Il governo di Israele è un braccio di Argus New Energy Group, un fondo di private equity sostenuto principalmente da investitori israeliani, secondo persone che hanno familiarità con le sue operazioni.
Il suo CEO è Michael Bobrov, che ha gestito le operazioni di Trafigura in Israele. Bobrov possiede anche una partecipazione nel gruppo Bazin, che gestisce la più grande raffineria di petrolio di Israele, attraverso un altro veicolo.
L’accordo contribuirà ad aumentare i volumi degli scambi per Trafigura dopo che ha smesso di commercializzare il greggio a Rosneft, il campione petrolifero sostenuto dalla Russia, sulla scia dell’invasione dell’Ucraina.
Crossbridge è in trattative con Lukoil da diversi mesi. Alla fine dello scorso anno, era vicino a raggiungere un accordo per l’acquisto della raffineria come parte di una proposta sostenuta da Vitol, uno dei principali concorrenti di Trafigura.
Tuttavia, Roma e i sindacati locali temono che la vendita a Crossbridge possa portare a tagli di posti di lavoro, hanno affermato persone con conoscenza diretta dei colloqui. Una persona vicina a Crossbridge ha negato che avesse intenzione di tagliare il personale, esprimendo sorpresa che l’offerta fosse stata respinta dopo mesi di colloqui.
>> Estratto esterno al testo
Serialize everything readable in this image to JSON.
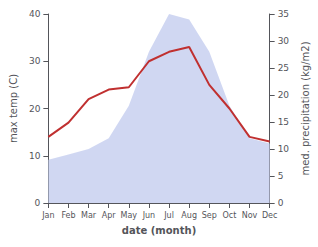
{
  "chart_data": {
    "type": "line",
    "xlabel": "date (month)",
    "ylabel": "max temp (C)",
    "y2label": "med. precipitation (kg/m2)",
    "categories": [
      "Jan",
      "Feb",
      "Mar",
      "Apr",
      "May",
      "Jun",
      "Jul",
      "Aug",
      "Sep",
      "Oct",
      "Nov",
      "Dec"
    ],
    "series": [
      {
        "type": "area",
        "axis": "y2",
        "color": "#c8d0f0",
        "values": [
          8,
          9,
          10,
          12,
          18,
          28,
          35,
          34,
          28,
          18,
          12,
          11
        ]
      },
      {
        "type": "line",
        "color": "#c03030",
        "values": [
          14,
          17,
          22,
          24,
          24.5,
          30,
          32,
          33,
          25,
          20,
          14,
          13
        ]
      }
    ],
    "ylim": [
      0,
      40
    ],
    "yticks": [
      0,
      10,
      20,
      30,
      40
    ],
    "y2lim": [
      0,
      35
    ],
    "y2ticks": [
      0,
      5,
      10,
      15,
      20,
      25,
      30,
      35
    ],
    "grid": false
  }
}
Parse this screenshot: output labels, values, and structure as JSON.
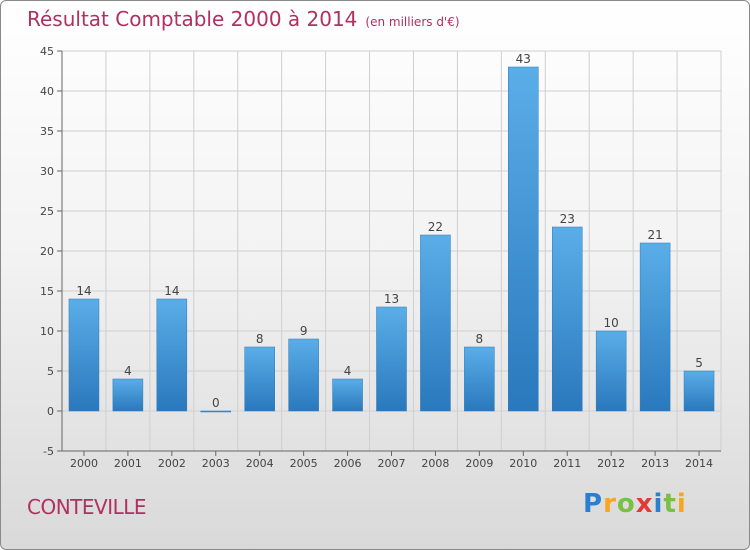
{
  "header": {
    "title": "Résultat Comptable 2000 à 2014",
    "subtitle": "(en milliers d'€)"
  },
  "footer": {
    "place": "CONTEVILLE",
    "logo": {
      "letters": [
        "P",
        "r",
        "o",
        "x",
        "i",
        "t",
        "i"
      ],
      "colors": [
        "#2a7fd0",
        "#f5a623",
        "#7ac143",
        "#e53935",
        "#2a7fd0",
        "#7ac143",
        "#f5a623"
      ]
    }
  },
  "chart_data": {
    "type": "bar",
    "title": "Résultat Comptable 2000 à 2014",
    "subtitle": "(en milliers d'€)",
    "categories": [
      "2000",
      "2001",
      "2002",
      "2003",
      "2004",
      "2005",
      "2006",
      "2007",
      "2008",
      "2009",
      "2010",
      "2011",
      "2012",
      "2013",
      "2014"
    ],
    "values": [
      14,
      4,
      14,
      0,
      8,
      9,
      4,
      13,
      22,
      8,
      43,
      23,
      10,
      21,
      5
    ],
    "data_labels": [
      "14",
      "4",
      "14",
      "0",
      "8",
      "9",
      "4",
      "13",
      "22",
      "8",
      "43",
      "23",
      "10",
      "21",
      "5"
    ],
    "xlabel": "",
    "ylabel": "",
    "ylim": [
      -5,
      45
    ],
    "yticks": [
      -5,
      0,
      5,
      10,
      15,
      20,
      25,
      30,
      35,
      40,
      45
    ],
    "grid": true,
    "bar_color": "#3d95d8",
    "text_color": "#b03060"
  }
}
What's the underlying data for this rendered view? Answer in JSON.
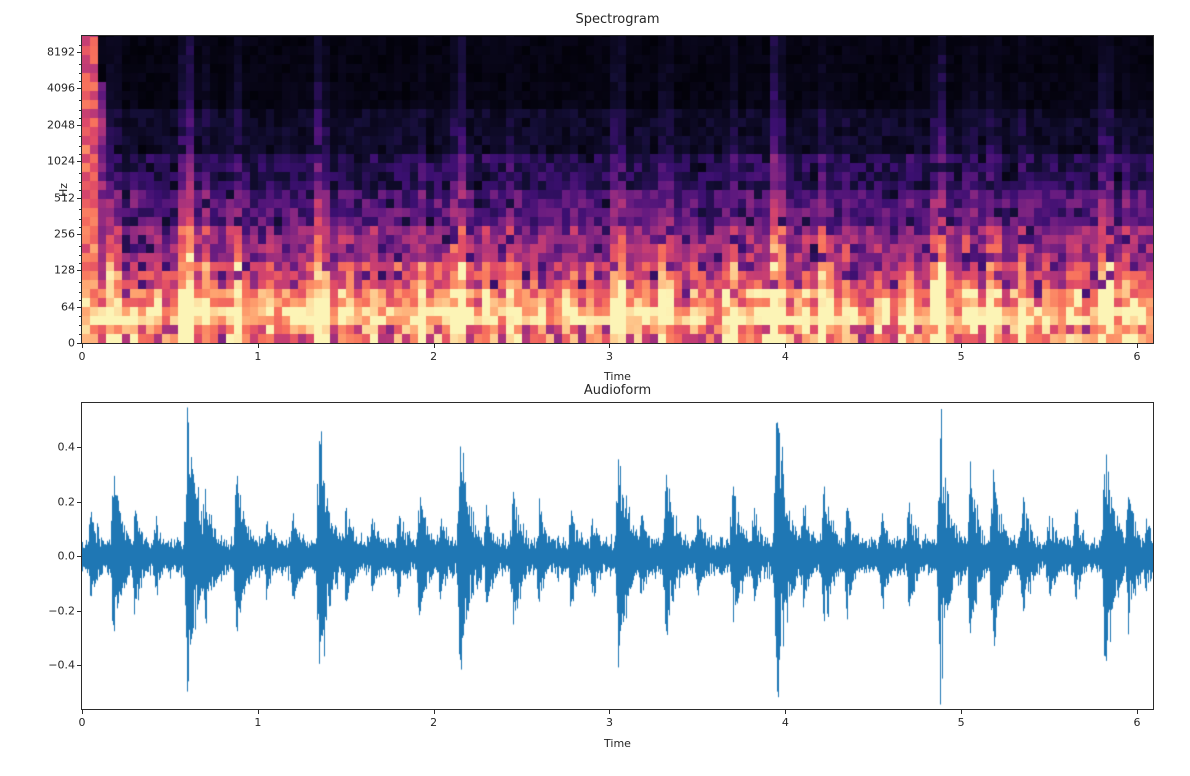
{
  "figure": {
    "background": "#ffffff",
    "text_color": "#262626"
  },
  "chart_data": [
    {
      "type": "heatmap",
      "name": "spectrogram",
      "title": "Spectrogram",
      "xlabel": "Time",
      "ylabel": "Hz",
      "x_range": [
        0,
        6.09
      ],
      "x_tick_values": [
        0,
        1,
        2,
        3,
        4,
        5,
        6
      ],
      "x_tick_labels": [
        "0",
        "1",
        "2",
        "3",
        "4",
        "5",
        "6"
      ],
      "y_tick_labels": [
        "8192",
        "4096",
        "2048",
        "1024",
        "512",
        "256",
        "128",
        "64",
        "0"
      ],
      "y_axis_scale": "log-frequency",
      "grid": false,
      "legend": "none",
      "colormap": "magma",
      "colormap_stops": [
        "#000004",
        "#140e36",
        "#3b0f70",
        "#641a80",
        "#8c2981",
        "#b73779",
        "#de4968",
        "#f7705c",
        "#fe9f6d",
        "#fecf92",
        "#fcfdbf"
      ],
      "description": "Dark background with bright orange-yellow low-frequency band below ~128 Hz, purple vertical onset streaks rising toward high frequencies at each transient, and a bright magenta column at time 0",
      "onset_times": [
        0.05,
        0.18,
        0.3,
        0.42,
        0.6,
        0.7,
        0.88,
        1.05,
        1.2,
        1.35,
        1.5,
        1.65,
        1.8,
        1.92,
        2.04,
        2.15,
        2.3,
        2.45,
        2.6,
        2.78,
        2.9,
        3.05,
        3.18,
        3.32,
        3.5,
        3.7,
        3.82,
        3.95,
        4.1,
        4.22,
        4.35,
        4.55,
        4.7,
        4.88,
        5.05,
        5.18,
        5.35,
        5.5,
        5.65,
        5.82,
        5.95,
        6.05
      ]
    },
    {
      "type": "line",
      "name": "audioform",
      "title": "Audioform",
      "xlabel": "Time",
      "x_range": [
        0,
        6.09
      ],
      "x_tick_values": [
        0,
        1,
        2,
        3,
        4,
        5,
        6
      ],
      "x_tick_labels": [
        "0",
        "1",
        "2",
        "3",
        "4",
        "5",
        "6"
      ],
      "y_tick_values": [
        0.4,
        0.2,
        0.0,
        -0.2,
        -0.4
      ],
      "y_tick_labels": [
        "0.4",
        "0.2",
        "0.0",
        "−0.2",
        "−0.4"
      ],
      "y_range": [
        -0.56,
        0.56
      ],
      "grid": false,
      "legend": "none",
      "line_color": "#1f77b4",
      "noise_floor": 0.05,
      "events": [
        [
          0.05,
          0.16
        ],
        [
          0.18,
          0.3
        ],
        [
          0.3,
          0.17
        ],
        [
          0.42,
          0.12
        ],
        [
          0.6,
          0.5
        ],
        [
          0.7,
          0.25
        ],
        [
          0.88,
          0.3
        ],
        [
          1.05,
          0.13
        ],
        [
          1.2,
          0.16
        ],
        [
          1.35,
          0.43
        ],
        [
          1.5,
          0.18
        ],
        [
          1.65,
          0.14
        ],
        [
          1.8,
          0.15
        ],
        [
          1.92,
          0.22
        ],
        [
          2.04,
          0.14
        ],
        [
          2.15,
          0.41
        ],
        [
          2.3,
          0.18
        ],
        [
          2.45,
          0.24
        ],
        [
          2.6,
          0.16
        ],
        [
          2.78,
          0.17
        ],
        [
          2.9,
          0.14
        ],
        [
          3.05,
          0.36
        ],
        [
          3.18,
          0.15
        ],
        [
          3.32,
          0.3
        ],
        [
          3.5,
          0.15
        ],
        [
          3.7,
          0.26
        ],
        [
          3.82,
          0.18
        ],
        [
          3.95,
          0.5
        ],
        [
          4.1,
          0.18
        ],
        [
          4.22,
          0.26
        ],
        [
          4.35,
          0.18
        ],
        [
          4.55,
          0.16
        ],
        [
          4.7,
          0.2
        ],
        [
          4.88,
          0.44
        ],
        [
          5.05,
          0.28
        ],
        [
          5.18,
          0.3
        ],
        [
          5.35,
          0.22
        ],
        [
          5.5,
          0.15
        ],
        [
          5.65,
          0.16
        ],
        [
          5.82,
          0.38
        ],
        [
          5.95,
          0.22
        ],
        [
          6.05,
          0.14
        ]
      ]
    }
  ]
}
Un funzionario italiano ha affermato che la scelta è stata dovuta alla migliore offerta in contanti. Crossbridge ha offerto circa $ 1 miliardo, secondo una persona con conoscenza diretta.
La fabbrica siciliana dà lavoro a più di 1.000 persone e sostiene indirettamente circa 2.000 posti di lavoro in una delle regioni più povere d’Italia.
Ben Lowcock, co-responsabile del commercio di petrolio presso Trafigura, ha affermato che la struttura dell’accordo è un “modello ragionevole” per l’industria e ha osservato che la società di materie prime sarebbe aperta a una futura iterazione.
“Riunisce un gruppo di investitori che desiderano un’esposizione diretta alla raffinazione con un esperto di logistica di Trafigura che può fornire supporto”, ha affermato Lowcock.
I margini di raffinazione in Europa sono stati forti nell’ultimo anno, aiutati da una ripresa della domanda dalla pandemia e dalla perdita di alcune vendite di petrolio raffinato dalla Russia post-invasione. Da febbraio l’Unione Europea vieterà anche l’importazione dei carburanti più raffinati dalla Russia.
Ma negli ultimi anni, alcune raffinerie europee hanno chiuso i battenti poiché gli impianti obsoleti faticano a competere con le strutture più grandi e moderne in Asia. Rimangono interrogativi anche sulla domanda data la pressione dell’Unione Europea per ridurre le emissioni.